Still Thriving

Simply say the Western Amateur to any competitive male golfer from the last few decades and chances are you will get a standard reaction, likely in the form of a short sigh and long shake of the head. The tournament's brutal schedule, eight rounds in five days for the eventual winner, has become legend in amateur circles, causing exhilaration for some and nightmares for others.

Nevertheless, when the 105th edition of the country's second oldest amateur tournament -- only the U.S. Amateur is its senior, by four years -- begins next week at Point O'Woods G&CC in Benton Harbor, Mich., it will again have one of the strongest fields of the summer. With dozens of events popping up on the calendar in recent years, the Western has kept its place among the elite thanks to its niche as one of the best tests of the year on one of the top courses.

"It's the most prestigious amateur venue in the U.S. behind the USGA event," contends career amateur Trip Kuehne, the 2001 runner-up.

No doubt the tournament's past has much to do with its continued success. "It really has a lot of history and tradition," notes tournament director John Kaczkowski. "If you look at the trophy, you've got names like Francis Ouimet, Jack Nicklaus, Ben Crenshaw, Phil Mickelson and Tiger Woods, so it certainly has a lot of linkage to past champions and current players on the PGA Tour. It means a lot to players to have their name on that trophy."

Other notable past winners include Chick Evans, Curtis Strange, Hal Sutton, Lanny Wadkins and Tom Weiskopf. While previously rotating among cities in the Midwest, the Western has been at Point O'Woods, near Lake Michigan's eastern shore, since 1971. The tournament's rich history is not lost on its contestants. A room at the clubhouse showcases memorabilia and photos from past Westerns. The tournament's host, the Western Golf Association, and club officials have an annual dinner for match-play qualifiers and present them with a book on the tournament's history. "We always point out 1980, when six of the players went on to win major championships," Kaczkowski says. "And we tell them, 'If you look at the past 13 years, there has been at least one guy in this room [who has eventually] won a major or the U.S. Amateur. Just look around, guys, because it's going to be one of you.' "

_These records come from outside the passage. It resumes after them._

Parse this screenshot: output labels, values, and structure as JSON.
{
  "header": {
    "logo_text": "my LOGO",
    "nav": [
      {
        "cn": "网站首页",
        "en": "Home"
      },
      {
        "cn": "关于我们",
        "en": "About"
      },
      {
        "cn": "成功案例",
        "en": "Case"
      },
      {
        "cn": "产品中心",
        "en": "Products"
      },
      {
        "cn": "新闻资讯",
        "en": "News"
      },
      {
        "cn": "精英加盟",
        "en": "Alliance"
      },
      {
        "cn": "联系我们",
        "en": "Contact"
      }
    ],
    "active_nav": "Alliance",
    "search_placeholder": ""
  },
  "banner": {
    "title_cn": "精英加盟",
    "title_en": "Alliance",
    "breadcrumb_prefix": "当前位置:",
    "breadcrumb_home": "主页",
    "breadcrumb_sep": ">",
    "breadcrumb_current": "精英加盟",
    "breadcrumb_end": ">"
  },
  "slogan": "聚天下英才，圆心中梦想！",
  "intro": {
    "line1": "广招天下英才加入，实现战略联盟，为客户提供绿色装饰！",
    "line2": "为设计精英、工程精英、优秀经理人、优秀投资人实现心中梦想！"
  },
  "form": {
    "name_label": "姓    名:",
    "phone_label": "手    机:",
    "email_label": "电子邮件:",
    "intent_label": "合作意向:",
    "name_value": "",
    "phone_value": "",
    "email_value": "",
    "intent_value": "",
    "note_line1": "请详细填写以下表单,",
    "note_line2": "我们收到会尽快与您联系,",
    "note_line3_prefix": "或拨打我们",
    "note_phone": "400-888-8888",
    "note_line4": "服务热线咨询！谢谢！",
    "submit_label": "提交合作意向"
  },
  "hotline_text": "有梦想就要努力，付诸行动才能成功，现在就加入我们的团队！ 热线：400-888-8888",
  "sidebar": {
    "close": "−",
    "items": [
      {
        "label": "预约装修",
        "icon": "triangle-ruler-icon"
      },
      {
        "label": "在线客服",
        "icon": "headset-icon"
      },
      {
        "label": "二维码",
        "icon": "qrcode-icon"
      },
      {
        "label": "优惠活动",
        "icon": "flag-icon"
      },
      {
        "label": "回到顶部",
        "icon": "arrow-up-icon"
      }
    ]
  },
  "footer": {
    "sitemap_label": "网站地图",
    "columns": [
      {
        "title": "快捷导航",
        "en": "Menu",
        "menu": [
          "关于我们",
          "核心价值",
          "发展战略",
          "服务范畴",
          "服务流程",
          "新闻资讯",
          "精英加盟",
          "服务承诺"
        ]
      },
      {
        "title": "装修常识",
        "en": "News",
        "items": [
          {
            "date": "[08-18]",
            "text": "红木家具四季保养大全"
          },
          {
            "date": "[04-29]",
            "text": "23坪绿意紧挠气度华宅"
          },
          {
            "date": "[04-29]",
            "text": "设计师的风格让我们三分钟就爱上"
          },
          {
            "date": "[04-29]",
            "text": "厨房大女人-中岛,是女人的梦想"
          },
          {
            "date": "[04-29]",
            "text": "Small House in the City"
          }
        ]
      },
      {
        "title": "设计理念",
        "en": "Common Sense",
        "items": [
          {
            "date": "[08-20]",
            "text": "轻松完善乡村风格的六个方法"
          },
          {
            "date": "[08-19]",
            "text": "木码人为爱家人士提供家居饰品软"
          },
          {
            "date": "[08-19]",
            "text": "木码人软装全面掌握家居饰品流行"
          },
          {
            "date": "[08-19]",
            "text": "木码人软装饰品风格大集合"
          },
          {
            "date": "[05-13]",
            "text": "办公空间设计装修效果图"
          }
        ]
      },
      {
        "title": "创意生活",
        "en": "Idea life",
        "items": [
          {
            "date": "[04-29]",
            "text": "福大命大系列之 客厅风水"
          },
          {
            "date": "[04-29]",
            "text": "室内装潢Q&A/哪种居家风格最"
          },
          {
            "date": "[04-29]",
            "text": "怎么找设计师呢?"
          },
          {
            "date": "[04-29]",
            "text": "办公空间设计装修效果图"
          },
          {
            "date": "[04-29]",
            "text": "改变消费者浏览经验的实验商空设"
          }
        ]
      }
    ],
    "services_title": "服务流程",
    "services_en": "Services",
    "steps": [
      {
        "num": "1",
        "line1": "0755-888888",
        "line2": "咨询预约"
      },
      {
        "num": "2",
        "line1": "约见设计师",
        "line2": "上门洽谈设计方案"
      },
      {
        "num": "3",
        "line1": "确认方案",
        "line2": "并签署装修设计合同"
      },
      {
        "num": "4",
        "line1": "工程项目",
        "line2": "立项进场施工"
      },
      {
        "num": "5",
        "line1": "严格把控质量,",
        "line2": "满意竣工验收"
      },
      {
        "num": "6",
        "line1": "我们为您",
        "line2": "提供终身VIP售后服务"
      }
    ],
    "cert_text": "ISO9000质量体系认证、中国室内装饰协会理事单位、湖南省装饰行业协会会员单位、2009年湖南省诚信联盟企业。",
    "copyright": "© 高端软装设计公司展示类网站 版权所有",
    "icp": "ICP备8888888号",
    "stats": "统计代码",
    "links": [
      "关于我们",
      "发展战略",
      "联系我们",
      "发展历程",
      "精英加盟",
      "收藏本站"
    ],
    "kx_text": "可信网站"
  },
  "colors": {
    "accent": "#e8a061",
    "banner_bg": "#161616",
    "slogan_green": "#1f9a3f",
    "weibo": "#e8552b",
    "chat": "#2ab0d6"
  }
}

The Western's infamous format, too, makes the tournament stand out. After 72 holes of stroke play over three days, the field shrinks to 16 for four rounds of match play contested over two days.

The demanding schedule scares off more mid-amateurs than it attracts, althugh occasionally a career amateur will prevail, such as Danny Green, who holds the modern-day record with nine Sweet 16 appearances, his last coming two years ago at age 49. "It's mainly a college, young-kids tournament," Green says. "They have an endurance [advantage] over an older guy."

Tim Cronin, author of the WGA's A Century of Golf, says the most memorable match in recent history was when Oklahoma State's Chris Tidland extended Woods, then an incoming freshman at Stanford, in the 1994 quarterfinals to extra holes with a chip-in from 60 feet on the 18th after being 4 down at one point. Woods then watched Tidland make a birdie on the second playoff hole.

"At that point you might think, 'Oh, [Woods is] going to collapse,' " Cronin recalls. "Then bang, he knocks down a 20-foot downhill breaker to win the match with an eagle." Club members still participate in the tournament, but fan attendance -- during the 1970s the Western boasting crowds of about 18,000 -- has dwindled in recent years. Still, the level of competition has increased, a development Kaczkowski hopes to build on.

"The volume of international players who have played and played well has grown in the last 10 years," Kaczkowski says. Case in point: Last year's winner, Bronson La'Cassie, was the first Australian to take the title in tournament history.

So what's the key to keeping the tournament relevant with so many events competing for players? Says Kaczkowski: "You've got to keep in tune with the game and try to communicate to the top up-and-coming players."

It's a formula he believes will keep future competitors sighing and shaking their heads for years to come.